Efforts to describe the molecular interactions between μ-BuIIIB and NaV1.3 have been largely unsuccessful due to the synthetic inaccessibility of this peptide which has precluded detailed structure-activity (SAR) studies.  To circumvent these issues, we employed a strategy of disulfide-bridge depletion, in combination with diselenide-bridge incorporation, to simplify the oxidative folding pathway and reduce the number of potential folding isoforms.  This resulted in a synthetically available analogue of μ-BuIIIB which retained all non-cysteine residues and exhibited 'native-like' potency for NaV1.3, namely BuIIIB[C5U,C17U,C6A,C23A].  This scaffold was used to identify important interactions between the peptide and NaV1.3.   SAR studies revealed an important substitution near the N-terminus which resulted in increased NaV1.3 potency.  The solution structure of the peptide scaffold revealed significant structural differences compared to the native peptide, despite its potent neuroactivity.  Herein, we report the discovery of a new peptide blocker of NaV1.3 which may prove useful as a tool to better understand the role of this subtype in neuropathic pain.    
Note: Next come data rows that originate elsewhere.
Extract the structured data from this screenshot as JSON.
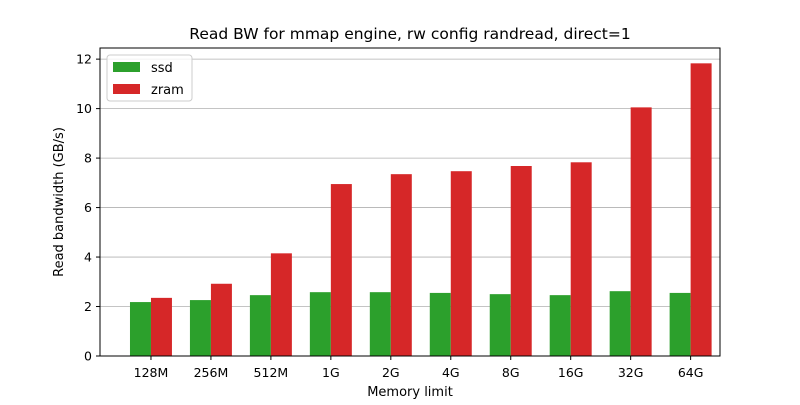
{
  "chart_data": {
    "type": "bar",
    "title": "Read BW for mmap engine, rw config randread, direct=1",
    "xlabel": "Memory limit",
    "ylabel": "Read bandwidth (GB/s)",
    "categories": [
      "128M",
      "256M",
      "512M",
      "1G",
      "2G",
      "4G",
      "8G",
      "16G",
      "32G",
      "64G"
    ],
    "series": [
      {
        "name": "ssd",
        "color": "#2ca02c",
        "values": [
          2.18,
          2.26,
          2.46,
          2.58,
          2.58,
          2.55,
          2.5,
          2.46,
          2.62,
          2.55
        ]
      },
      {
        "name": "zram",
        "color": "#d62728",
        "values": [
          2.35,
          2.92,
          4.15,
          6.95,
          7.35,
          7.47,
          7.68,
          7.83,
          10.05,
          11.83
        ]
      }
    ],
    "ylim": [
      0,
      12.45
    ],
    "yticks": [
      0,
      2,
      4,
      6,
      8,
      10,
      12
    ],
    "grid": "horizontal",
    "legend_position": "top-left"
  }
}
  1. Hains, B. C., Klein, J. P., Saab, C. Y., Craner, M. J., Black, J. A. and Waxman, S. G. (2003) J. Neurosci. 23(26), 8881-92.
  2. Wilson, M. J., Yoshikami, D., Azam, L., Gajewiak, J., Olivera, B. M., Bulaj, G. and Zhang, M. M. (2011) Proc. Natl. Acad. Sci. USA. 108(25), 10302-07.
  3. Kuang, Z., Zhang, M. M., Gupta, K., Gajewiak, J., Gulyas, J., Balaram, P., Rivier, J. E., Olivera, B. M., Yoshikami, D., Bulaj, G. and Norton, R. S. (2013) ACS Chem. Biol. 8, 1344-51.